Family medicine #7

 

HY lecture notes:

Stress incontinence

Answer = “laxity of pelvic floor muscles” or “downward mobility of vesicourethral junction.” USMLE will have “urethral prolapse” as a distractor answer choice re the latter descriptor.

Weakened pelvic floor muscles resulting in loss of urine with increased abdominal pressure (coughing, sneezing, laughing) –> Hx of multiple pregnancies classic, but often too easy of a descriptor and they won’t say that –> they’ll say there’s “downward movement of the vesicourethral junction with coughing”; next best step in Mx? –> pelvic floor (Kegel) exercises –> if ineffective, do mid-urethral sling; do not give medications for stress incontinence (HY!).

USMLE might ask you which muscle is not strengthened by Kegel exercises –> student then proceeds to have two thoughts: 1) “wtf, I’m supposed to know Kegel exercises at that high level of detail?” and 2) couldn’t any muscle not be strengthened by Kegel exercises; I mean, the deltoid wouldn’t be for instance.” –> answer to this Q = internal anal sphincter –> even if you have zero clue about Kegel exercises, bear in mind internal sphincters (urethral + anal) are under sympathetic control – i.e., you can’t voluntarily strengthen a muscle not under somatic (voluntary) control; in case you’re curious though, Kegels strengthen levator ani (which comprises pubococcygeus, puborectalis, and iliococcygeus).

Urge incontinence

Answer = “hyperactive detrusor,” or “detrusor instability” –> needs to run to the bathroom when sticking a key in the front door; needs to run to bathroom when opening car door; answer in multiple sclerosis + perimenopausal state (part of vasomotor Sx); can be idiopathic; answer = give oxybutynin (anti-muscarinic) or mirabegron (beta-3 agonist); once again, do not give these drugs in stress incontinence.

Overflow incontinence (neurogenic bladder)

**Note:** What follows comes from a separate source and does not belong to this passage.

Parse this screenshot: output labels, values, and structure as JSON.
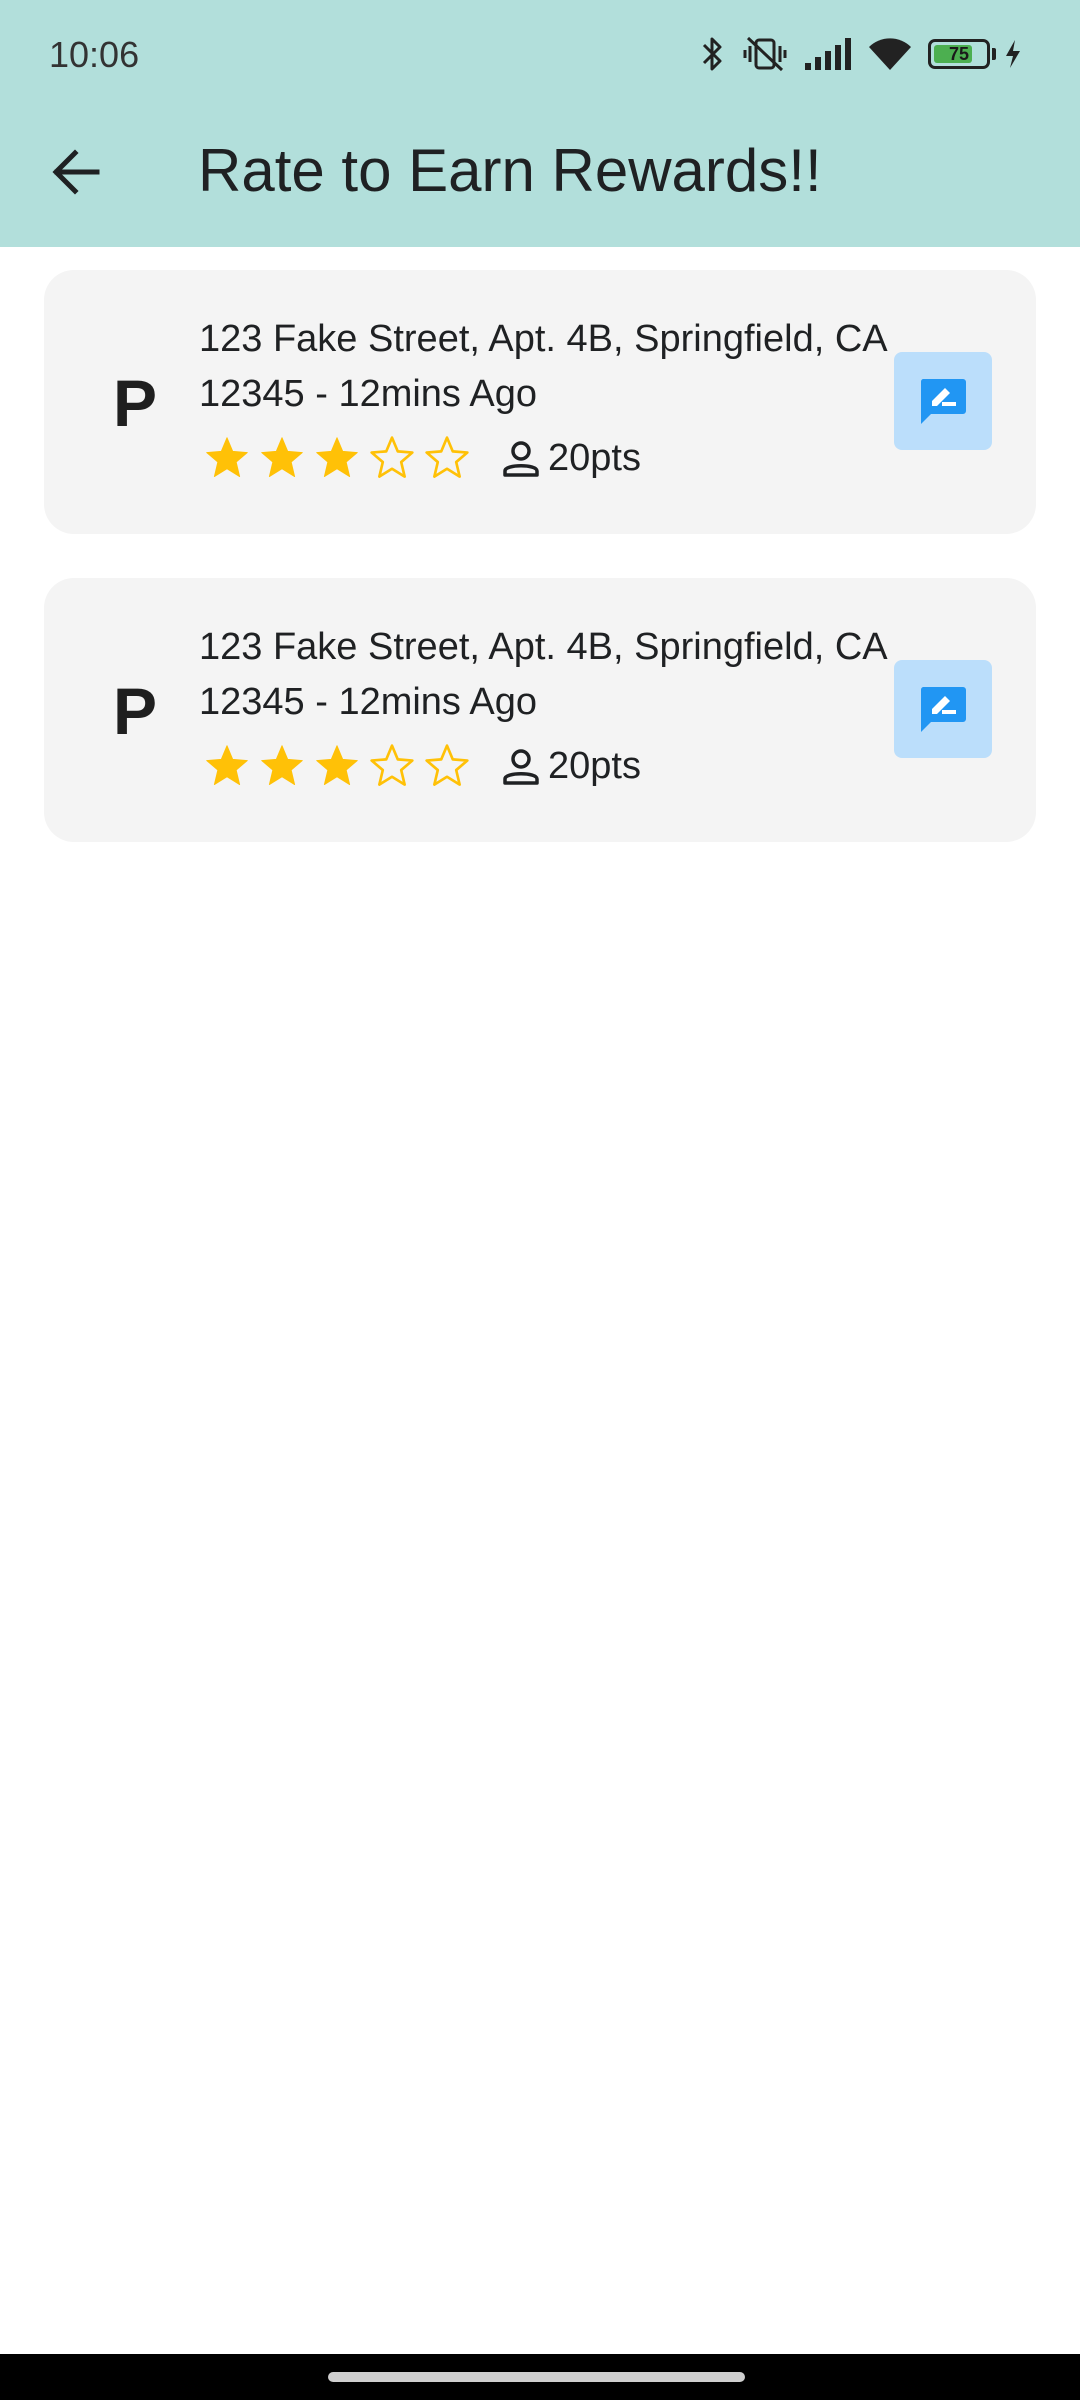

Answer = “hypoactive detrusor” in both diabetes and BPH; sometimes for BPH the answer will be “bladder outlet obstruction.” In diabetes, neurogenic bladder is caused by myelin damage from sorbitol (glucose enters myelin, causing osmotic damage), leading to detrusor denervation; in BPH, merely due to outlet obstruction –> leads to detrusor burnout; in overflow incontinence, postvoid volume is high (i.e., 300-400 mL in USMLE Qs); normal should be <50-75 mL; for diabetic bladder, answer = bethanecol (muscarinic agonist); for BPH, insert catheter first always.

Summary tidbits:

82M + dribbling, hesitancy, interruption of urinary stream + suprapubic mass (bladder) + bacteria in the urine –> answer = insert catheter first, not antibiotics.

Hx of many pregnancies + downward movement of vesicourethral junction –> stress incontinence.

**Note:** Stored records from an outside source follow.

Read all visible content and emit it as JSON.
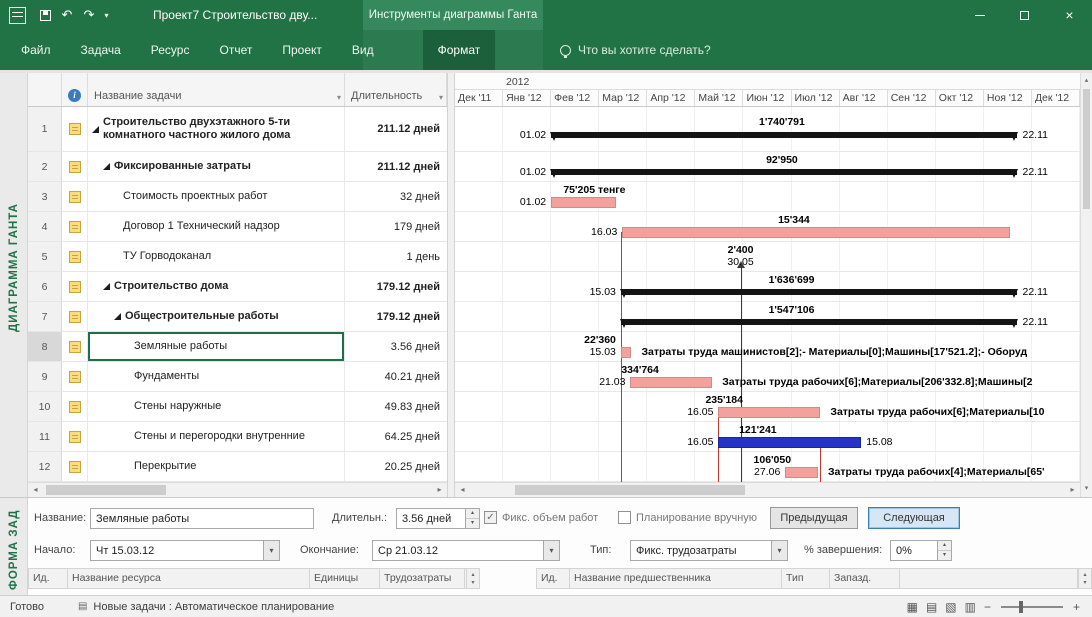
{
  "titlebar": {
    "title": "Проект7 Строительство дву...",
    "context_label": "Инструменты диаграммы Ганта"
  },
  "ribbon": {
    "tabs": [
      "Файл",
      "Задача",
      "Ресурс",
      "Отчет",
      "Проект",
      "Вид",
      "Формат"
    ],
    "active_tab": "Формат",
    "search_hint": "Что вы хотите сделать?"
  },
  "view_labels": {
    "top": "ДИАГРАММА ГАНТА",
    "bottom": "ФОРМА ЗАД"
  },
  "table": {
    "columns": {
      "name": "Название задачи",
      "duration": "Длительность"
    },
    "rows": [
      {
        "num": 1,
        "level": 0,
        "summary": true,
        "selected": false,
        "name": "Строительство двухэтажного 5-ти комнатного частного жилого дома",
        "duration": "211.12 дней"
      },
      {
        "num": 2,
        "level": 1,
        "summary": true,
        "selected": false,
        "name": "Фиксированные затраты",
        "duration": "211.12 дней"
      },
      {
        "num": 3,
        "level": 2,
        "summary": false,
        "selected": false,
        "name": "Стоимость проектных работ",
        "duration": "32 дней"
      },
      {
        "num": 4,
        "level": 2,
        "summary": false,
        "selected": false,
        "name": "Договор 1 Технический надзор",
        "duration": "179 дней"
      },
      {
        "num": 5,
        "level": 2,
        "summary": false,
        "selected": false,
        "name": "ТУ Горводоканал",
        "duration": "1 день"
      },
      {
        "num": 6,
        "level": 1,
        "summary": true,
        "selected": false,
        "name": "Строительство дома",
        "duration": "179.12 дней"
      },
      {
        "num": 7,
        "level": 2,
        "summary": true,
        "selected": false,
        "name": "Общестроительные работы",
        "duration": "179.12 дней"
      },
      {
        "num": 8,
        "level": 3,
        "summary": false,
        "selected": true,
        "name": "Земляные работы",
        "duration": "3.56 дней"
      },
      {
        "num": 9,
        "level": 3,
        "summary": false,
        "selected": false,
        "name": "Фундаменты",
        "duration": "40.21 дней"
      },
      {
        "num": 10,
        "level": 3,
        "summary": false,
        "selected": false,
        "name": "Стены наружные",
        "duration": "49.83 дней"
      },
      {
        "num": 11,
        "level": 3,
        "summary": false,
        "selected": false,
        "name": "Стены и перегородки внутренние",
        "duration": "64.25 дней"
      },
      {
        "num": 12,
        "level": 3,
        "summary": false,
        "selected": false,
        "name": "Перекрытие",
        "duration": "20.25 дней"
      }
    ]
  },
  "timeline": {
    "year": "2012",
    "months": [
      "Дек '11",
      "Янв '12",
      "Фев '12",
      "Мар '12",
      "Апр '12",
      "Май '12",
      "Июн '12",
      "Июл '12",
      "Авг '12",
      "Сен '12",
      "Окт '12",
      "Ноя '12",
      "Дек '12"
    ]
  },
  "gantt": {
    "bars": [
      {
        "row": 1,
        "type": "summary",
        "s": 2.0,
        "e": 11.7,
        "lm": 6.8,
        "above": "1'740'791",
        "left": "01.02",
        "right": "22.11"
      },
      {
        "row": 2,
        "type": "summary",
        "s": 2.0,
        "e": 11.7,
        "lm": 6.8,
        "above": "92'950",
        "left": "01.02",
        "right": "22.11"
      },
      {
        "row": 3,
        "type": "task",
        "s": 2.0,
        "e": 3.35,
        "lm": 2.9,
        "above": "75'205 тенге",
        "left": "01.02"
      },
      {
        "row": 4,
        "type": "task",
        "s": 3.48,
        "e": 11.55,
        "lm": 7.05,
        "above": "15'344",
        "left": "16.03"
      },
      {
        "row": 5,
        "type": "labels",
        "c": 5.94,
        "above": "2'400",
        "below": "30.05"
      },
      {
        "row": 6,
        "type": "summary",
        "s": 3.45,
        "e": 11.7,
        "lm": 7.0,
        "above": "1'636'699",
        "left": "15.03",
        "right": "22.11"
      },
      {
        "row": 7,
        "type": "summary",
        "s": 3.45,
        "e": 11.7,
        "lm": 7.0,
        "above": "1'547'106",
        "right": "22.11"
      },
      {
        "row": 8,
        "type": "task",
        "s": 3.45,
        "e": 3.67,
        "left": "15.03",
        "left2": "22'360",
        "rtext": "Затраты труда машинистов[2];- Материалы[0];Машины[17'521.2];- Оборуд"
      },
      {
        "row": 9,
        "type": "task",
        "s": 3.65,
        "e": 5.35,
        "lm": 3.85,
        "above": "334'764",
        "left": "21.03",
        "rtext": "Затраты труда рабочих[6];Материалы[206'332.8];Машины[2"
      },
      {
        "row": 10,
        "type": "task",
        "s": 5.48,
        "e": 7.6,
        "lm": 5.6,
        "above": "235'184",
        "left": "16.05",
        "rtext": "Затраты труда рабочих[6];Материалы[10"
      },
      {
        "row": 11,
        "type": "taskblue",
        "s": 5.48,
        "e": 8.45,
        "lm": 6.3,
        "above": "121'241",
        "left": "16.05",
        "right": "15.08"
      },
      {
        "row": 12,
        "type": "task",
        "s": 6.87,
        "e": 7.55,
        "lm": 6.6,
        "above": "106'050",
        "left": "27.06",
        "rtext": "Затраты труда рабочих[4];Материалы[65'"
      }
    ],
    "links": [
      {
        "m": 3.45,
        "from": 4,
        "to": 12,
        "color": "red"
      },
      {
        "m": 5.48,
        "from": 10,
        "to": 12,
        "color": "red"
      },
      {
        "m": 7.6,
        "from": 11,
        "to": 12,
        "color": "red"
      },
      {
        "m": 5.94,
        "from": 5,
        "to": 12,
        "color": "dark",
        "arrow": true
      }
    ]
  },
  "form": {
    "name_label": "Название:",
    "name_value": "Земляные работы",
    "duration_label": "Длительн.:",
    "duration_value": "3.56 дней",
    "fixed_work_label": "Фикс. объем работ",
    "fixed_work_checked": true,
    "manual_label": "Планирование вручную",
    "manual_checked": false,
    "prev_button": "Предыдущая",
    "next_button": "Следующая",
    "start_label": "Начало:",
    "start_value": "Чт 15.03.12",
    "finish_label": "Окончание:",
    "finish_value": "Ср 21.03.12",
    "type_label": "Тип:",
    "type_value": "Фикс. трудозатраты",
    "percent_label": "% завершения:",
    "percent_value": "0%",
    "resource_grid_headers": [
      "Ид.",
      "Название ресурса",
      "Единицы",
      "Трудозатраты"
    ],
    "predecessor_grid_headers": [
      "Ид.",
      "Название предшественника",
      "Тип",
      "Запазд."
    ]
  },
  "statusbar": {
    "ready": "Готово",
    "autoschedule": "Новые задачи : Автоматическое планирование"
  },
  "icons": {
    "undo": "↶",
    "redo": "↷",
    "menu_down": "▾",
    "close": "×",
    "filter": "▾",
    "scroll_left": "◂",
    "scroll_right": "▸",
    "scroll_up": "▴",
    "scroll_down": "▾",
    "gantt_view": "▦",
    "usage_view": "▤",
    "board_view": "▧",
    "sheet_view": "▥",
    "zoom_out": "−",
    "zoom_in": "+",
    "check": "✓",
    "info": "i",
    "status_mode": "▤",
    "spin_up": "▴",
    "spin_down": "▾"
  },
  "colors": {
    "accent_green": "#217346",
    "task_pink": "#f2a19c",
    "task_blue": "#2633c8",
    "summary_black": "#141414",
    "link_red": "#c4372e"
  }
}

Tx of stress incontinence –> pelvic floor exercises (Kegel); if ineffective –> mid-urethral sling.

“Hyperactive detrusor” or “detrusor instability” –> urge incontinence.

Needs to run to bathroom when sticking key in the door –> urge incontinence.

Incontinence in multiple sclerosis patient or perimenopausal –> urge incontinence.

Tx of urge incontinence –> oxybutynin (muscarinic cholinergic receptor antagonist) or mirabegron (beta-3 receptor agonist).

Incontinence + high post-void volume (usually 3-400 in question; normal is <50 mL) –> overflow incontinence.

Incontinence in diabetes –> overflow incontinence due to neurogenic bladder.

Tx for overflow incontinence in diabetes –> bethanacol (muscarinic cholinergic receptor agonist).

Incontinence in BPH –> overflow incontinence due to outlet obstruction –> eventual neurogenic bladder.

Tx for overflow incontinence in BPH –> insert catheter first; if bacteriuria, give Abx after the catheter is inserted –> manage BPH with alpha-1 blocker  (e.g., tamsulosin) or 5-alpha-reductase inhibitor (finasteride, then TURP if necessary.